"There was no wish list because coming to these things, you don't know what you're going to get," Ata said outside Swapsity's recent Book Movie Music Eco-Swap at the Live Green Toronto Festival.
"We're just hoping (for) even one good book that we wanted to read."
But the 16-year-olds ended up doing far better, scoring a copy of "The Girl with the Dragon Tattoo," a number of teen books and DVDs like the recent "Planet of the Apes" remake — with no money changing hands.
"There's a lot of things that we have at home and (they're) just going to end up nowhere. There's so many unused things," said Ata. "We think coming down to the swap and being able to exchange (them) is not only eco-friendly, but a great way to reuse things and make a difference."
Of more than 6,200 items contributed, more than 4,900 were swapped during the nine-hour event, said Swapsity founder Marta Nowinska. Some of the remaining 1,300 items were donated to the YMCA and the balance was being saved for a swap on Sunday in Toronto's Kensington Market.
Swapsity has staged numerous face-to-face swaps, which have included events where deal-seekers exchanged for accessories, clothing and Halloween costumes. But Nowinska said the concept originally launched as, and mainly remains as, an online swapping community.

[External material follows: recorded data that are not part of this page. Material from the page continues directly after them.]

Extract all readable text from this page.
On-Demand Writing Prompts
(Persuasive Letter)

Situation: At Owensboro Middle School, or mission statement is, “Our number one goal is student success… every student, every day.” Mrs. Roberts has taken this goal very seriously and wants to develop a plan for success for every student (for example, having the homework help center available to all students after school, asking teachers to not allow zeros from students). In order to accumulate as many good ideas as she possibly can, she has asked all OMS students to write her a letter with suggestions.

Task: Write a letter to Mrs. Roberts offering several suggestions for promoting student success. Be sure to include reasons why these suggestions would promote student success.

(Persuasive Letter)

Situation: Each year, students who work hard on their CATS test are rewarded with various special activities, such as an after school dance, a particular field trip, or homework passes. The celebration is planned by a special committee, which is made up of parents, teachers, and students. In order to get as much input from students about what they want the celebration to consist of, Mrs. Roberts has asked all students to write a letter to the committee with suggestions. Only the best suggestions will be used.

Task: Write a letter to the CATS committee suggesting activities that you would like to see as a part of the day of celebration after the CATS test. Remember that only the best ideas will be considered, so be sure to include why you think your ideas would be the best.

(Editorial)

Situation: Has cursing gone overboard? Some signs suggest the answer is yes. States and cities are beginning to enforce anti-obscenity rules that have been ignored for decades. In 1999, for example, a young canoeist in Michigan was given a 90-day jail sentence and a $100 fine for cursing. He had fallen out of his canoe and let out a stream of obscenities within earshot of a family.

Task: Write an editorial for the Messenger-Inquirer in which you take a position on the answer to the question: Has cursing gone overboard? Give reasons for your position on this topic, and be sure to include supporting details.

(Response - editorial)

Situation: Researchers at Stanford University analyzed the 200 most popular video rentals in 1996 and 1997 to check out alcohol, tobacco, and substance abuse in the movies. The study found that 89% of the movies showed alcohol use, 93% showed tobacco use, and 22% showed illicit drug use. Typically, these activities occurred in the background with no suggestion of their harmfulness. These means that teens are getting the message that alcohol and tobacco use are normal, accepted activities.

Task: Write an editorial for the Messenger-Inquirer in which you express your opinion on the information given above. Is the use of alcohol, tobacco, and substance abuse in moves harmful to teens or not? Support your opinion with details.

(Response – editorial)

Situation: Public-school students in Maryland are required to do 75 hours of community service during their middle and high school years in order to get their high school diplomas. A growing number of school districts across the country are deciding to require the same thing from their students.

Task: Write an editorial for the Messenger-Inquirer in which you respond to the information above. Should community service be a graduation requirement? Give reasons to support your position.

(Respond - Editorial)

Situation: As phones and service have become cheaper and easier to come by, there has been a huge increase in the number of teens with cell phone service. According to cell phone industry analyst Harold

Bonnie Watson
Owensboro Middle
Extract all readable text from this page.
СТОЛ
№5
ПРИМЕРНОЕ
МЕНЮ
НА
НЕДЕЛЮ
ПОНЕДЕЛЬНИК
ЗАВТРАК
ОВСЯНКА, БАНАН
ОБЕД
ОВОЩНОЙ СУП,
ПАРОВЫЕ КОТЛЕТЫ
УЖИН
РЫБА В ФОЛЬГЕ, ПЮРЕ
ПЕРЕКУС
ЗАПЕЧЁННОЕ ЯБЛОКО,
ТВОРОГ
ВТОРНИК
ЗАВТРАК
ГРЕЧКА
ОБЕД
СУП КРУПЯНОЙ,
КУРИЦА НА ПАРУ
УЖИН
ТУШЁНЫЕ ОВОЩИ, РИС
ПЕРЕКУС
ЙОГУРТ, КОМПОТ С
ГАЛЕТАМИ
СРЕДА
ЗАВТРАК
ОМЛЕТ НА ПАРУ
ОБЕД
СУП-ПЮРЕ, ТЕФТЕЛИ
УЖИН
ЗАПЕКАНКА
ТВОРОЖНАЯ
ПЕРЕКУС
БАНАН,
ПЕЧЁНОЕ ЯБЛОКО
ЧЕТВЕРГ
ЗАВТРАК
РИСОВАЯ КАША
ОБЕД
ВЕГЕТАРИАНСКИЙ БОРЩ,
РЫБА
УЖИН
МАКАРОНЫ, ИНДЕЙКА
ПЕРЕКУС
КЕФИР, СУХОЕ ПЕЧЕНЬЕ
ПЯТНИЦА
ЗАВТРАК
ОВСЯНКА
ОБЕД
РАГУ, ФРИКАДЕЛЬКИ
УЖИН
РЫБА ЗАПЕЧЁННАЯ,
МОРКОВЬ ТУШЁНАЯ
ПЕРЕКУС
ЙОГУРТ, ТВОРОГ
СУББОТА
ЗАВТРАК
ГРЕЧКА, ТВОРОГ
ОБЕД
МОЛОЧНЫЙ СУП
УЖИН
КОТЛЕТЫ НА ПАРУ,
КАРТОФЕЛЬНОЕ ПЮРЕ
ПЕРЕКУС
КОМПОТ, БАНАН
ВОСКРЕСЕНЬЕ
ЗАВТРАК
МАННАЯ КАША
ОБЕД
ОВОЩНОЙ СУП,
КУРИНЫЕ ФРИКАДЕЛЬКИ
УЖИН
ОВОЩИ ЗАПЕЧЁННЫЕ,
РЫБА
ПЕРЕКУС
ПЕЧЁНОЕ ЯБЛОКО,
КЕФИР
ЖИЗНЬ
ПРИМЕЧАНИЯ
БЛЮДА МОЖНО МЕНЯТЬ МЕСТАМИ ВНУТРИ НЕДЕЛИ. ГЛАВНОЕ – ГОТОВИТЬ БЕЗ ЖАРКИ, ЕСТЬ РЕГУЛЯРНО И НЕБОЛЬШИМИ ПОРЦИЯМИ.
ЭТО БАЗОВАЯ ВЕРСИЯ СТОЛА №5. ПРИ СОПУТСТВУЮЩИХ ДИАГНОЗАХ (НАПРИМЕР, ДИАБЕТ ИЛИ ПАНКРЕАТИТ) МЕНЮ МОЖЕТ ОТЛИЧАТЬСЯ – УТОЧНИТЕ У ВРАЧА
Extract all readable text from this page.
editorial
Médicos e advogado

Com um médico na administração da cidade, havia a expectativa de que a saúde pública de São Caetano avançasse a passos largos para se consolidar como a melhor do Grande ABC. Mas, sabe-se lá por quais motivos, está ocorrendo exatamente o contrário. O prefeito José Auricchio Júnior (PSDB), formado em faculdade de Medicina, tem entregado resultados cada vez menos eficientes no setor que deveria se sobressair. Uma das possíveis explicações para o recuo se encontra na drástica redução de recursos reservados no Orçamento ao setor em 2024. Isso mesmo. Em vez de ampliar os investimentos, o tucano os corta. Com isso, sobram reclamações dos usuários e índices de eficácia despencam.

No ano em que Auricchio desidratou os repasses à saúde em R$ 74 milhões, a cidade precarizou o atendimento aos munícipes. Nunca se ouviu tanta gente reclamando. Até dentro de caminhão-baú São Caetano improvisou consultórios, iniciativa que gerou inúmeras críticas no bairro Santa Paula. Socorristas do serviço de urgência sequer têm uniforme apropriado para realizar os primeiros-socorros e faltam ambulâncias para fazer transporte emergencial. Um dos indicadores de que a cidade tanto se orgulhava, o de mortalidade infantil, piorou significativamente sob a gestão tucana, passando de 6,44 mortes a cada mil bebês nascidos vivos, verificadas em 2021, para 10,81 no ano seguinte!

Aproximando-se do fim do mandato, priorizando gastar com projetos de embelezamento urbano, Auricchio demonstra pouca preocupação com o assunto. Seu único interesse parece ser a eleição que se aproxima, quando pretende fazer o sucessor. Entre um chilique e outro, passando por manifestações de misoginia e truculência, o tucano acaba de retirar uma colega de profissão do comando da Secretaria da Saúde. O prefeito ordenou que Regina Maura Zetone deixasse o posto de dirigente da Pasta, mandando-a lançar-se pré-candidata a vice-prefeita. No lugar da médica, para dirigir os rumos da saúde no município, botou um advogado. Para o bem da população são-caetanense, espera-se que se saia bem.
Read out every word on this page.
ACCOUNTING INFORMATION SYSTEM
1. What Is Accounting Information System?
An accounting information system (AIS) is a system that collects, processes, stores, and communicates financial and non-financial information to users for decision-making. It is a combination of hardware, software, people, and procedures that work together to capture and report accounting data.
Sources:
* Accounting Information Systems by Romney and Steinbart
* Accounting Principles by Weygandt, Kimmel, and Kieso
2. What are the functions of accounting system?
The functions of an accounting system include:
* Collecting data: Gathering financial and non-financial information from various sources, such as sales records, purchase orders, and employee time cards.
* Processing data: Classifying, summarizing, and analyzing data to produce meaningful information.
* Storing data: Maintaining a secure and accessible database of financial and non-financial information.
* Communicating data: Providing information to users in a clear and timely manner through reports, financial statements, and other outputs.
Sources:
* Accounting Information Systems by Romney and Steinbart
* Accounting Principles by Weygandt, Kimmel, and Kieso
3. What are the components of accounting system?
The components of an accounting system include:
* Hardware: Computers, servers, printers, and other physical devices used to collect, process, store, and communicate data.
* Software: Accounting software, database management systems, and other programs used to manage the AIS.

"I see swapping and the sharing economy as a way to stretch your budget and be kinder to the planet," said Nowinska. "So if you tap into this community of cashless transactions — a community like Swapsity —you get access to a sharing network in our community. Your talent, your things, your time — that has value and it can be traded for something else."
Soon-to-be-newlywed Fahrin Hirji has embraced bartering as she parlays her own skills in exchange for services for her upcoming nuptials, like having appetizers and desserts made for the big day.
The IT recruiter has offered to help individuals with interview skills and any other job-related expertise required. The Swapsity volunteer and her fiance, Avi Bhatt, even scored a personalized song from a recording artist — which the couple plans to use at their wedding — in exchange for working on his resume.
"There's a whole other form of currency and bartering that people don't even realize," said Hirji.
The 38-year-old has also been able to scoop up some classic TV shows through swaps, DVDs she said are often difficult and costly to find elsewhere. Compounding the challenge is the shuttering of many rental stores which impacts both availability and supply, she noted.
"I'm finding it's very difficult," said Hirji. "A lot of the independent stores have raised their prices and they're hard to access. And a lot of times, they're out of stock on what you want."
Beyond bartering, the online realm is proving to be fertile ground for cost-conscious consumers seeking to borrow items on a short-term basis.
Sara Da Costa of the online rental marketplace RentThings.ca said the website has been up and running for a year.
After her father died about 5 1/2 years ago, Da Costa's mother had a garage packed full of his belongings which her daughter offered to give away or sell. Her mother told Da Costa she couldn't part with the items.
They decided to start making some of the items (including tools) available for rent, starting a website similar to one in France.
Da Costa said there are now a lot of rental requests for big-ticket items such as cars, motorcycles and jet skis.
She also continues to rent out her father's tools. "It's a way of my dad being alive for us."
Nowinska isn't surprised to see interest in short-term rentals, particularly since the value of the item isn't necessarily vested in possessing it full-time.
"At the end of the day, we don't need the drill — we need the hole. We don't need the CD — we need the music. So this idea of ownership is starting to diminish in importance," she said.
"Using a community — like some sort of swapping or sharing community — it creates this marketplace for items which are no longer used by one person, but could be of value to someone else."